Oops, forgot to take time out to make a post earlier in the week.
What am I working on?
Well, last week I completed my July Camp NaNoWriMo word count.
It was a meager goal, only 15k words for the month, but considering how much I'm just trying to weather through this rather long bout with my depression (according to my calendar it's almost two months now? Sheesh), I'm not complaining. And despite the lack of motivation, I have been able to come up with the beginnings of another plot idea. I'm going to keep it on the back-burner though. I'll likely work on it when: a) my other projects are done, or b) I get hit with a surge of unending energy and focus and inspiration that I can't keep myself from working on a lot of things at once.

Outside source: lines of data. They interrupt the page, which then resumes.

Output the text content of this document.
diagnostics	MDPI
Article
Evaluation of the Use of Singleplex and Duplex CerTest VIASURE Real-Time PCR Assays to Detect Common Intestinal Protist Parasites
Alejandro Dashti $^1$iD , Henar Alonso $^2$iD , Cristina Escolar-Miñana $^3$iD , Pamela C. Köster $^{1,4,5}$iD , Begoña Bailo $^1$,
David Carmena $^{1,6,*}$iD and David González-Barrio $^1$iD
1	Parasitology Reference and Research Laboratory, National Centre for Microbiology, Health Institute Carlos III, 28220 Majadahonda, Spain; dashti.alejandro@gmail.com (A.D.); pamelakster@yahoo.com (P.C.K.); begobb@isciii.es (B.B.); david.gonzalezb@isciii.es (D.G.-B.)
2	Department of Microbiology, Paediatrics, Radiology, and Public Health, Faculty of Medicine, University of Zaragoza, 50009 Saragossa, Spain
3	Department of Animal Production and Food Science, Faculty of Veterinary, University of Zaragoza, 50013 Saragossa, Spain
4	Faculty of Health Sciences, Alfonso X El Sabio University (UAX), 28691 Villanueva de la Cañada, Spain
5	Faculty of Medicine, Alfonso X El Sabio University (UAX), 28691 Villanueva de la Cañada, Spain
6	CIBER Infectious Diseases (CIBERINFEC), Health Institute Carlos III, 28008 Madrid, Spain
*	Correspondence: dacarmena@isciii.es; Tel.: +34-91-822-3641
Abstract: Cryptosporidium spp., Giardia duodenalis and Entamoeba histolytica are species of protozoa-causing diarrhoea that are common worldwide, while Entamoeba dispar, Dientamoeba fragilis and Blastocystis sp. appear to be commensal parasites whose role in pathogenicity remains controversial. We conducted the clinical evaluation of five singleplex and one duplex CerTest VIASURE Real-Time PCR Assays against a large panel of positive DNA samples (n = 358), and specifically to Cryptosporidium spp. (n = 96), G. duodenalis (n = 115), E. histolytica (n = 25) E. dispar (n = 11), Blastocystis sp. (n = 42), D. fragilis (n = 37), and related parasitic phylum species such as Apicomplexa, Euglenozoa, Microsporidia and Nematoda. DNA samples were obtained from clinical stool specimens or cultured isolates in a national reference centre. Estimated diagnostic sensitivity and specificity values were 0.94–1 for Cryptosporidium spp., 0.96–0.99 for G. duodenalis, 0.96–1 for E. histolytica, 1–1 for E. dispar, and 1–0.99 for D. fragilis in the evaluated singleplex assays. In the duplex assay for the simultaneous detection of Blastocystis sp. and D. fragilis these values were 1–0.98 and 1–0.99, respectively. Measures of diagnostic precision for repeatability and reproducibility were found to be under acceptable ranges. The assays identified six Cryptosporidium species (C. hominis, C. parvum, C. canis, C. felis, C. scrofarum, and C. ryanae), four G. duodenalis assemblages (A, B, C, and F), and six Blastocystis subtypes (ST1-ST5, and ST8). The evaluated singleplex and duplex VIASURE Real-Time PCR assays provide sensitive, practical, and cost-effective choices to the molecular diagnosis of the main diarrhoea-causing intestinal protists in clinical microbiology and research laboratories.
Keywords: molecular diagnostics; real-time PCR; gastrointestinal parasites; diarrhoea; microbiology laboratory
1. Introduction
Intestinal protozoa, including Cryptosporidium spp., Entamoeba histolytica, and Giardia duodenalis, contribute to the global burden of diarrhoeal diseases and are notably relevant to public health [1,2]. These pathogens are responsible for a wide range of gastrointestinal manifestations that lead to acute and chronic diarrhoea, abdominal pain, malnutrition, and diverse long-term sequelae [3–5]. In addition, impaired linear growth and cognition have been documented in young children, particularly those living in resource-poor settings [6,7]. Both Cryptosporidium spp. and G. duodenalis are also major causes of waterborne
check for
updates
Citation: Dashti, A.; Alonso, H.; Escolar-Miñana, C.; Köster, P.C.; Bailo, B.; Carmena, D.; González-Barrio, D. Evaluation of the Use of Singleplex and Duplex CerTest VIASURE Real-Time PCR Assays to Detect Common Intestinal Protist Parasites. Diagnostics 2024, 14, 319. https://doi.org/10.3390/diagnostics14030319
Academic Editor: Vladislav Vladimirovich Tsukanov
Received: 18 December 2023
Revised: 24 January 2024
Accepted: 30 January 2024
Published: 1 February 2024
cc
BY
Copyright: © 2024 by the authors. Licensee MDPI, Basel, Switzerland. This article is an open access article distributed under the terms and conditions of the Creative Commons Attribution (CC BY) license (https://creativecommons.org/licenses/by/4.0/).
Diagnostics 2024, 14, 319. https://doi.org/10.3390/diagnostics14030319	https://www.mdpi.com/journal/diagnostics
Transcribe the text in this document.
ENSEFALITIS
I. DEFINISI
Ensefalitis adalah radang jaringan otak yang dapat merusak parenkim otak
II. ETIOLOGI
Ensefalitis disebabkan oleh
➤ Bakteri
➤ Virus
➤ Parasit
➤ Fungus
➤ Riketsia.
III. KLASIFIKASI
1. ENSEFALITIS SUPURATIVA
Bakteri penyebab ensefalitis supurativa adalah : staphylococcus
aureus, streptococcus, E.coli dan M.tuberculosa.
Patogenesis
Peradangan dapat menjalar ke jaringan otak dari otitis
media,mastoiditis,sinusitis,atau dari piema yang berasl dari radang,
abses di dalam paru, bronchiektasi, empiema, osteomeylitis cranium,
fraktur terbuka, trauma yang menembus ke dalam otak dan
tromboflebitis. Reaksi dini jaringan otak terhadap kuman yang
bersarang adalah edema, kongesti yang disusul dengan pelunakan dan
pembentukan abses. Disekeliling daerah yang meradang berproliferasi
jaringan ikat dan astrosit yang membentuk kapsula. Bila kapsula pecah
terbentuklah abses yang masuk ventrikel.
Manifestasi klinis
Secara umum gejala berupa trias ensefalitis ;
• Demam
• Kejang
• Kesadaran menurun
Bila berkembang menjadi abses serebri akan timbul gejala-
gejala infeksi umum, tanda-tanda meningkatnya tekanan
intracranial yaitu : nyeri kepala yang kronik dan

Though, just in case I lose my journal that has all of my ideas (good and bad), I'll leave myself with a one-word reminder: "candlelight."
As for the word count itself... I'm not giving one because for some reason it's just too much effort to load up all the things I worked on and calculate how much I typed out (or not) on top of what's already there. I'm not feeling it this week.
How do I feel about the process?
As a quick preface, I like to imagine an alter-ego of myself living out a representation of my current mood. Like if I'm really happy, I'm imagining her flying around and feeling the breeze around her face. Or when I'm angry and the imaginary world she lives in is breaking into pieces and melting into lava to form a volcano. Weird stuff like that. Dunno, it's just something I've done since I was a child. It's fun.
(Note to self: might need to get that checked. Not sure if that's normal.)
Lately, that alter-ego is just walking in the middle of the night in a cold desert. Sometimes she sees the stars and can point out the constellations. Other times, like at the very second that I'm typing this out, nothing's out and all she is is just lonely and cold.
(Not sure what's up with me and trying to get all symbolic, but I'm getting words out and it's working so I'm not going to question it too much.)
Because of this, I haven't done much writing this week, at least nothing that I feel like bringing up just to get the work count on in and calculate it. It just feels like so much work at the moment.
Then again, it's hard to write when every time you send in an application to try to get a job and after every single rejection letter or rejection call, that evil little voice inside likes to rear its ugly head and say, "See? No one wants you. You're pathetic. You can't even get a minimum-wage job. You're not worth it. Just give it up."
You know what? Shut up, voice. No one asked you.
Ugh, I just want a break from the job hunting. It's seriously affecting my creativity and my poor muse just can't compete.
What am I reading?
Haven't done much reading. Still the same reading list.
What else am I doing?
Still job hunting. Trying to find a part-time job while being a full-time student with other responsibilities is... ce n'est pas amusant. I haven't given up, though. I'm still trying. But I feel like I'm slowly getting there.
O kidy zohjy loaa zudrag og O hry smpyjrt trkrvyopm. O kidy vsm'y yslr oy smuzptr. O sz dp idrardd, O'aa mrbrt szpimy yp smuyjomh.